Dr. Metin Özaslan (Ankara Kulübü Derneği Genel Başkanı)

-1-

“Suyu Arayan Adam” Cumhuriyet başlarının en önemli düşünce ve devlet adamlarından biri olan Şevket Süreyya Aydemir’in hayat hikâyesini anlattığı başyapıt niteliği taşıyan bir kitap… Yazar, Birinci Dünya Savaşı’na katılışından Büyük Turan’ı kurma yolunda Enver Paşa’nın yanında Kafkas ve Hazar ülkelerinde tecrübe ettiği mücadelelere, Rusya’daki eğitimi sonrasında ülkeye dönüşünden, devlette üstlendiği üst düzey görevlere değin yaşam güzergâhını zengin bir edebi üslup ve bilgelikle işler Suyu Arayan Adam’da... 20’nci yüzyılın ilk yarısının çalkantılı dönemlerinde Şevket Süreyya, Avrupa’dan, Rusya’ya ve Çin’e değin yaşayarak gözlemlediği inişli-çıkışlı olayları, Cumhuriyet sonrası yeni bir ülke kurma yolundaki ideallerini, mücadeleci hayatını, hayal kırıklığı ile sonuçlanan zorunlu emekliliğini, sonunda da Kayaş’ta Hatip Çayı kenarında hayatın anlamını, iç huzurunu ve mutluluğu bulmasını sağlayacak “su” ile buluşmasını anlatmaktadır eserinde...

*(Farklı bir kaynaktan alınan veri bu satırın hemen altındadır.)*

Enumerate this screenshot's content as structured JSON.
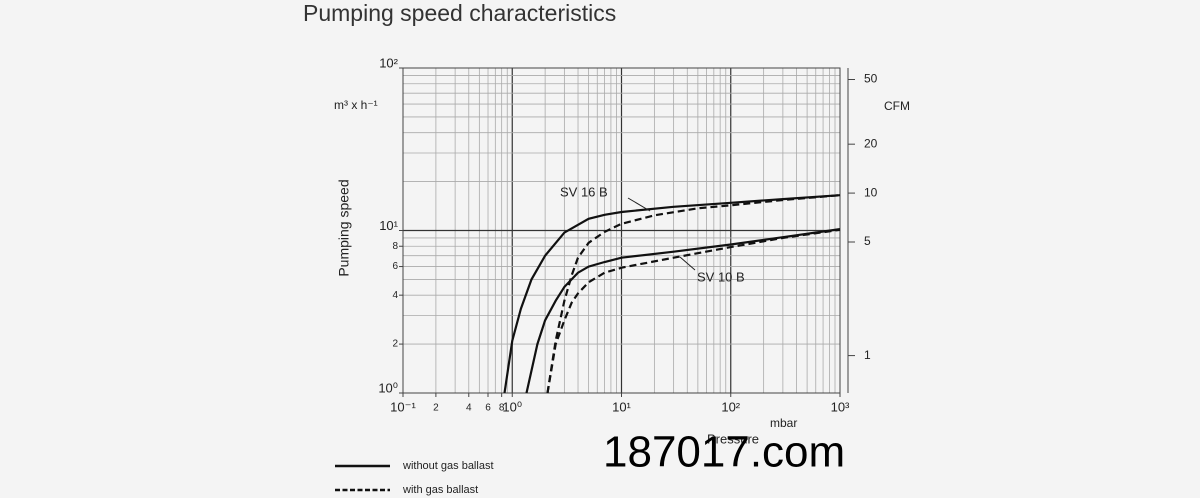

Şevket Süreyya, 1950’li yılların başında hayatının en verimli döneminde bir vekiller heyeti kararıyla çok sevdiği ve tüm zamanını verdiği görevinden alınmıştır. Genç yaşta zoraki emekliliğe ayrılmak durumunda kalan bu büyük beyin, haksızlığa uğramış olmanın verdiği kırgınlık, kızgınlık ve üzüntüyle karamsar bir boşluk içine düşer ve hayatının geri kalan bölümünde kendisini arayacağı, yaşamının anlamını sorgulayacağı, kendisiyle hesaplaşacağı münzevi bir dönemin kapısını aralar… Ankara’nın doğusuna doğru çıktığı bir kır yürüyüşünde yeşillikler içinde sere serpe uzanan Mamak ve Kayaş köylerinden geçerek, Kayaş-Kızılcaköy sınırında, Hatip Çayı kenarında Kayaş su bendinin kenarında, bundan böyle yeni yaşamının merkezi olacak küçük çiftlik evine ulaşır... Burada bir yandan filozof Epiktetos ile yaşadığı iç tartışmalar, diğer yandan da suyun doğaya verdiği zenginlik karşısında yaşadığı şaşkınlık ve hayranlıkla içinde bulunduğu bunalımdan sıyrılmaya başlar… Nitekim Şevket Süreyya yönü, hedefi ve amacı belirsiz, rüzgâra tabi, meçhule giden hengâmeli yaşamının tümü boyunca aradığının aslında “su” olduğunu kavrar. Suyun çevreye ve kendisine verdiği zenginlik, sağlık, neşe ve mutluluk yanında, iç dünyasında peşini hiç bırakmayan filozof Epiktetos’un verdiği öğütler, bir insanın yaşamı boyunca karşılaşacağı en büyük savaş olan “kendisiyle hesaplaşması"na korkmadan, kaçmadan, geri adım atmadan girmesine yardımcı olur… Şevket Süreyya nihayet en büyük düşmanı, en son ve en azgın hasmı olan kendisini ve böylelikle diğer insanlar, toplum ve dünya ile olan mücadelelerini, hırslarını, ihtiraslarını, dünyevi arzularını, kızgınlıklarını yenerek, iç dünyasında mutluluğa erer… Kendisinden her şeyi alınabilir ama bir şey asla… O da iradesidir… En önemli varlığı olan “iradesini”, yani “kendisi”ni, yani “su”yu bulduğu yer ise Kayaş su bendi çevresindeki suyun ve toprağın buluşup bin bir renkte güzellikler sunduğu alandır…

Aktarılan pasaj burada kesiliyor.